Procès Kabila : entre justice, trauma collectif et théâtre politique Tribune de Salem MAPUNA

Le 22 août 2025, la Haute Cour militaire de Kinshasa a vu son parquet requérir la peine de mort contre Joseph Kabila. Ce n’est pas seulement un dossier judiciaire, c’est aussi une épreuve psychologique pour une nation entière.
Le poids du symbole
Pour des millions de Congolais, voir un ancien président accusé de crimes de guerre déclenche une forme de sidération psychologique. C’est comme si l’État se jugeait lui-même, à travers celui qui l’a incarné pendant 18 ans. La mémoire collective est convoquée : massacres, viols, déplacements forcés… autant de blessures enfouies qui remontent à la surface. Mais attention : une mémoire traumatique mal gérée peut rallumer les rancunes au lieu de panser les plaies.
Un procès qui fracture les imaginaires
La psychologie des foules est claire : un procès spectaculaire peut produire deux effets opposés.
Chez les victimes et leurs familles, il peut être vécu comme une reconnaissance tardive, un début de réparation.
Chez les partisans de Kabila, il alimente le sentiment de persécution, la conviction que la justice est instrumentalisée pour humilier un camp politique.
Ce clivage psychologique est dangereux, car il transforme un procès en catalyseur de divisions identitaires et politiques.

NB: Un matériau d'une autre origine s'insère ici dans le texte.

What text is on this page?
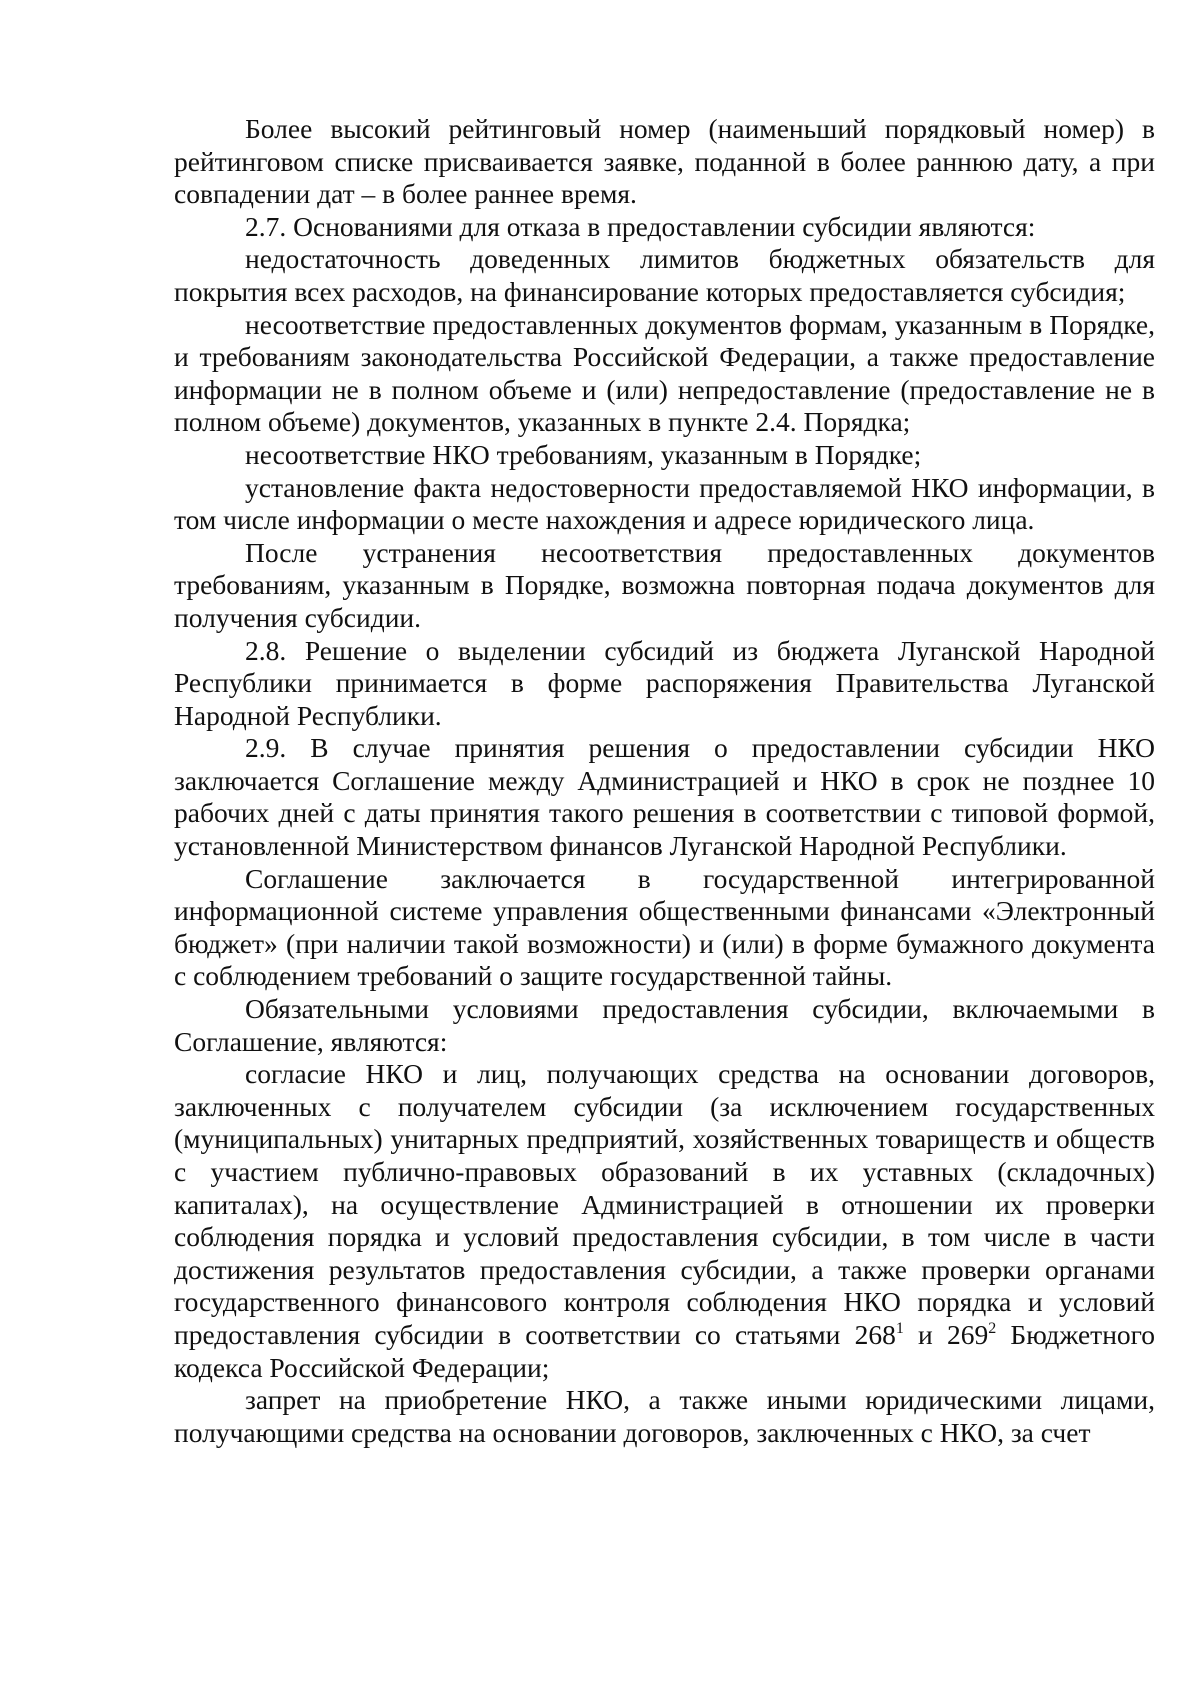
Более высокий рейтинговый номер (наименьший порядковый номер) в рейтинговом списке присваивается заявке, поданной в более раннюю дату, а при совпадении дат – в более раннее время.

2.7. Основаниями для отказа в предоставлении субсидии являются:

недостаточность доведенных лимитов бюджетных обязательств для покрытия всех расходов, на финансирование которых предоставляется субсидия;

несоответствие предоставленных документов формам, указанным в Порядке, и требованиям законодательства Российской Федерации, а также предоставление информации не в полном объеме и (или) непредоставление (предоставление не в полном объеме) документов, указанных в пункте 2.4. Порядка;

несоответствие НКО требованиям, указанным в Порядке;

установление факта недостоверности предоставляемой НКО информации, в том числе информации о месте нахождения и адресе юридического лица.

После устранения несоответствия предоставленных документов требованиям, указанным в Порядке, возможна повторная подача документов для получения субсидии.

2.8. Решение о выделении субсидий из бюджета Луганской Народной Республики принимается в форме распоряжения Правительства Луганской Народной Республики.

2.9. В случае принятия решения о предоставлении субсидии НКО заключается Соглашение между Администрацией и НКО в срок не позднее 10 рабочих дней с даты принятия такого решения в соответствии с типовой формой, установленной Министерством финансов Луганской Народной Республики.

Соглашение заключается в государственной интегрированной информационной системе управления общественными финансами «Электронный бюджет» (при наличии такой возможности) и (или) в форме бумажного документа с соблюдением требований о защите государственной тайны.

Обязательными условиями предоставления субсидии, включаемыми в Соглашение, являются:

согласие НКО и лиц, получающих средства на основании договоров, заключенных с получателем субсидии (за исключением государственных (муниципальных) унитарных предприятий, хозяйственных товариществ и обществ с участием публично-правовых образований в их уставных (складочных) капиталах), на осуществление Администрацией в отношении их проверки соблюдения порядка и условий предоставления субсидии, в том числе в части достижения результатов предоставления субсидии, а также проверки органами государственного финансового контроля соблюдения НКО порядка и условий предоставления субсидии в соответствии со статьями $268^1$ и $269^2$ Бюджетного кодекса Российской Федерации;

запрет на приобретение НКО, а также иными юридическими лицами, получающими средства на основании договоров, заключенных с НКО, за счет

L’exagération comme stratégie
Les 24 milliards de dollars réclamés comme dommages-intérêts interrogent aussi sur le plan psychologique. Ce chiffre dépasse le rationnel. Il fonctionne surtout comme un choc symbolique destiné à marquer les esprits. En psychologie sociale, on parle d’effet de disproportion : quand le chiffre est tellement énorme qu’il suscite plus d’émotions que de réflexion.
Le théâtre de l’identité
Enfin, l’argument sur l’identité de Kabila, présenté comme « Hyppolyte Kanambe », révèle une dimension psychopolitique majeure. Il ne s’agit plus seulement de juger un homme, mais de rejouer une vieille peur : celle de « l’étranger infiltré », qui manipulerait le destin du Congo. C’est un mécanisme classique de projection : on attribue les maux d’une nation à une figure supposée extérieure, pour éviter de se confronter à ses propres échecs internes.
Une catharsis nationale ou un trauma renouvelé ?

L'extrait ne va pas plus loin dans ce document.